# Aeropress on tour



## Mike mc (Apr 10, 2012)

Been getting some funny looks and comments today at work lol.post your pics of your aeropress in strange places


----------



## The Systemic Kid (Nov 23, 2012)

Ignore them - they're Phillistines


----------



## Phil104 (Apr 15, 2014)

I've posted this before - I also take my aeropress on tour - emergency coffee when cycling....


----------



## DavidBondy (Aug 17, 2010)

The Systemic Kid said:


> Ignore them - they're Phillistines


I called an American colleague a philistine once.

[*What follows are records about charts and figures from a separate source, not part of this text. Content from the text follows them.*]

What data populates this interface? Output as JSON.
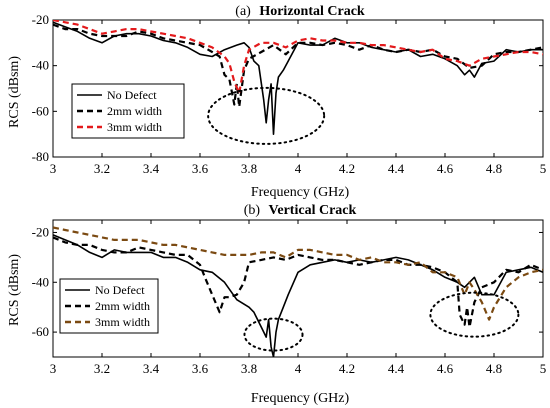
{
  "chart_data": [
    {
      "type": "line",
      "panel_label": "(a)",
      "title": "Horizontal Crack",
      "xlabel": "Frequency (GHz)",
      "ylabel": "RCS (dBsm)",
      "xlim": [
        3,
        5
      ],
      "ylim": [
        -80,
        -20
      ],
      "xticks": [
        "3",
        "3.2",
        "3.4",
        "3.6",
        "3.8",
        "4",
        "4.2",
        "4.4",
        "4.6",
        "4.8",
        "5"
      ],
      "yticks": [
        "-20",
        "-40",
        "-60",
        "-80"
      ],
      "grid": false,
      "legend_position": "lower-left",
      "annotations": [
        "dotted ellipse around resonance near 3.85 GHz"
      ],
      "series": [
        {
          "name": "No Defect",
          "color": "#000000",
          "style": "solid",
          "x": [
            3.0,
            3.05,
            3.1,
            3.15,
            3.2,
            3.25,
            3.3,
            3.35,
            3.4,
            3.45,
            3.5,
            3.55,
            3.6,
            3.65,
            3.7,
            3.75,
            3.78,
            3.8,
            3.82,
            3.84,
            3.86,
            3.87,
            3.88,
            3.89,
            3.9,
            3.91,
            3.92,
            3.94,
            3.96,
            4.0,
            4.05,
            4.1,
            4.15,
            4.2,
            4.25,
            4.3,
            4.35,
            4.4,
            4.45,
            4.5,
            4.55,
            4.6,
            4.65,
            4.68,
            4.7,
            4.72,
            4.75,
            4.8,
            4.85,
            4.9,
            4.95,
            5.0
          ],
          "y": [
            -21,
            -23,
            -25,
            -28,
            -30,
            -27,
            -26,
            -26,
            -27,
            -29,
            -30,
            -32,
            -35,
            -36,
            -33,
            -31,
            -30,
            -32,
            -38,
            -40,
            -55,
            -65,
            -55,
            -48,
            -70,
            -52,
            -45,
            -42,
            -38,
            -30,
            -31,
            -31,
            -28,
            -30,
            -30,
            -32,
            -33,
            -34,
            -33,
            -36,
            -35,
            -37,
            -40,
            -44,
            -42,
            -45,
            -39,
            -38,
            -33,
            -34,
            -33,
            -33
          ]
        },
        {
          "name": "2mm width",
          "color": "#000000",
          "style": "dashed",
          "x": [
            3.0,
            3.05,
            3.1,
            3.15,
            3.2,
            3.25,
            3.3,
            3.35,
            3.4,
            3.45,
            3.5,
            3.55,
            3.6,
            3.65,
            3.68,
            3.7,
            3.72,
            3.74,
            3.75,
            3.76,
            3.78,
            3.8,
            3.85,
            3.9,
            3.95,
            4.0,
            4.05,
            4.1,
            4.15,
            4.2,
            4.25,
            4.3,
            4.35,
            4.4,
            4.45,
            4.5,
            4.55,
            4.6,
            4.65,
            4.7,
            4.75,
            4.8,
            4.85,
            4.9,
            4.95,
            5.0
          ],
          "y": [
            -22,
            -24,
            -24,
            -26,
            -27,
            -27,
            -27,
            -25,
            -26,
            -28,
            -29,
            -30,
            -31,
            -34,
            -36,
            -44,
            -46,
            -57,
            -48,
            -58,
            -42,
            -37,
            -34,
            -31,
            -35,
            -30,
            -30,
            -31,
            -30,
            -31,
            -33,
            -31,
            -33,
            -34,
            -33,
            -34,
            -33,
            -36,
            -37,
            -41,
            -40,
            -35,
            -34,
            -34,
            -33,
            -32
          ]
        },
        {
          "name": "3mm width",
          "color": "#e31a1c",
          "style": "dashed",
          "x": [
            3.0,
            3.05,
            3.1,
            3.15,
            3.2,
            3.25,
            3.3,
            3.35,
            3.4,
            3.45,
            3.5,
            3.55,
            3.6,
            3.65,
            3.7,
            3.72,
            3.74,
            3.76,
            3.78,
            3.8,
            3.85,
            3.9,
            3.95,
            4.0,
            4.05,
            4.1,
            4.15,
            4.2,
            4.25,
            4.3,
            4.35,
            4.4,
            4.45,
            4.5,
            4.55,
            4.6,
            4.65,
            4.7,
            4.75,
            4.8,
            4.85,
            4.9,
            4.95,
            5.0
          ],
          "y": [
            -20,
            -21,
            -22,
            -24,
            -26,
            -25,
            -24,
            -24,
            -25,
            -26,
            -27,
            -28,
            -30,
            -32,
            -36,
            -39,
            -47,
            -52,
            -40,
            -33,
            -30,
            -30,
            -32,
            -29,
            -28,
            -29,
            -29,
            -30,
            -30,
            -31,
            -31,
            -32,
            -33,
            -34,
            -33,
            -37,
            -38,
            -40,
            -37,
            -36,
            -35,
            -34,
            -34,
            -35
          ]
        }
      ]
    },
    {
      "type": "line",
      "panel_label": "(b)",
      "title": "Vertical Crack",
      "xlabel": "Frequency (GHz)",
      "ylabel": "RCS (dBsm)",
      "xlim": [
        3,
        5
      ],
      "ylim": [
        -70,
        -15
      ],
      "xticks": [
        "3",
        "3.2",
        "3.4",
        "3.6",
        "3.8",
        "4",
        "4.2",
        "4.4",
        "4.6",
        "4.8",
        "5"
      ],
      "yticks": [
        "-20",
        "-40",
        "-60"
      ],
      "grid": false,
      "legend_position": "lower-left",
      "annotations": [
        "dotted ellipse around resonance near 3.9 GHz",
        "dotted ellipse around resonance near 4.7 GHz"
      ],
      "series": [
        {
          "name": "No Defect",
          "color": "#000000",
          "style": "solid",
          "x": [
            3.0,
            3.05,
            3.1,
            3.15,
            3.2,
            3.25,
            3.3,
            3.35,
            3.4,
            3.45,
            3.5,
            3.55,
            3.6,
            3.65,
            3.7,
            3.75,
            3.8,
            3.82,
            3.85,
            3.87,
            3.88,
            3.89,
            3.9,
            3.91,
            3.92,
            3.94,
            3.96,
            4.0,
            4.05,
            4.1,
            4.15,
            4.2,
            4.25,
            4.3,
            4.35,
            4.4,
            4.45,
            4.5,
            4.55,
            4.6,
            4.65,
            4.68,
            4.7,
            4.72,
            4.75,
            4.8,
            4.85,
            4.9,
            4.95,
            5.0
          ],
          "y": [
            -21,
            -23,
            -25,
            -28,
            -30,
            -27,
            -28,
            -28,
            -28,
            -30,
            -30,
            -32,
            -35,
            -36,
            -40,
            -47,
            -50,
            -52,
            -58,
            -62,
            -55,
            -66,
            -70,
            -60,
            -55,
            -50,
            -45,
            -36,
            -33,
            -32,
            -31,
            -32,
            -31,
            -32,
            -31,
            -30,
            -31,
            -33,
            -35,
            -38,
            -40,
            -42,
            -40,
            -38,
            -45,
            -45,
            -36,
            -35,
            -34,
            -36
          ]
        },
        {
          "name": "2mm width",
          "color": "#000000",
          "style": "dashed",
          "x": [
            3.0,
            3.05,
            3.1,
            3.15,
            3.2,
            3.25,
            3.3,
            3.35,
            3.4,
            3.45,
            3.5,
            3.55,
            3.6,
            3.62,
            3.65,
            3.68,
            3.7,
            3.72,
            3.75,
            3.78,
            3.8,
            3.85,
            3.9,
            3.95,
            4.0,
            4.05,
            4.1,
            4.15,
            4.2,
            4.25,
            4.3,
            4.35,
            4.4,
            4.45,
            4.5,
            4.55,
            4.6,
            4.65,
            4.66,
            4.68,
            4.69,
            4.7,
            4.72,
            4.75,
            4.8,
            4.85,
            4.9,
            4.95,
            5.0
          ],
          "y": [
            -22,
            -24,
            -25,
            -25,
            -27,
            -28,
            -28,
            -26,
            -27,
            -28,
            -29,
            -29,
            -33,
            -38,
            -45,
            -52,
            -46,
            -46,
            -45,
            -40,
            -32,
            -31,
            -30,
            -31,
            -29,
            -30,
            -31,
            -31,
            -32,
            -33,
            -32,
            -31,
            -31,
            -33,
            -33,
            -34,
            -36,
            -40,
            -53,
            -57,
            -50,
            -58,
            -48,
            -42,
            -40,
            -35,
            -36,
            -33,
            -35
          ]
        },
        {
          "name": "3mm width",
          "color": "#7b4a12",
          "style": "dashed",
          "x": [
            3.0,
            3.05,
            3.1,
            3.15,
            3.2,
            3.25,
            3.3,
            3.35,
            3.4,
            3.45,
            3.5,
            3.55,
            3.6,
            3.65,
            3.7,
            3.75,
            3.8,
            3.85,
            3.9,
            3.95,
            4.0,
            4.05,
            4.1,
            4.15,
            4.2,
            4.25,
            4.3,
            4.35,
            4.4,
            4.45,
            4.5,
            4.55,
            4.6,
            4.65,
            4.68,
            4.7,
            4.72,
            4.75,
            4.78,
            4.8,
            4.85,
            4.9,
            4.95,
            5.0
          ],
          "y": [
            -18,
            -19,
            -20,
            -21,
            -22,
            -23,
            -23,
            -23,
            -24,
            -25,
            -25,
            -26,
            -27,
            -28,
            -29,
            -29,
            -29,
            -28,
            -28,
            -30,
            -27,
            -27,
            -28,
            -29,
            -29,
            -31,
            -30,
            -32,
            -32,
            -33,
            -32,
            -36,
            -36,
            -38,
            -45,
            -40,
            -43,
            -48,
            -55,
            -50,
            -42,
            -38,
            -36,
            -35
          ]
        }
      ]
    }
  ]
}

He gave me a knowing look and said. "No! It's called Israel now!"


----------



## Lewis. (Sep 8, 2014)

My problem with the AeroPress is that it looks like one of these (or so people at work tell me when I use it):


----------



## Mouse (Feb 28, 2014)

LOL - The Aeropress truly is the invention that keeps on giving!


----------



## Scotford (Apr 24, 2014)

Lewis. said:


> My problem with the AeroPress is that it looks like one of these (or so people at work tell me when I use it):


You mean I've been using mine wrong???


----------



## Lewis. (Sep 8, 2014)

Haha, possibly!


----------



## Charliej (Feb 25, 2012)

Hmm an Austin Powers moment methinks


----------



## EarwaxUK (Jan 19, 2014)

Lewis. said:


> My problem with the AeroPress is that it looks like one of these (or so people at work tell me when I use it):


Ask them how they know...


----------



## Lewis. (Sep 8, 2014)

Speaking of Penis pumps, has anyone been able to get crema using their Aeropress I certainly haven't. I grind my own beans and wouldn't say I'm an expert but certainly not a novice.


----------



## MWJB (Feb 28, 2012)

I wouldn't worry about it, it's pretty much an exercise in futility. You can get great tasting crema-less coffee, I'd focus on that.


----------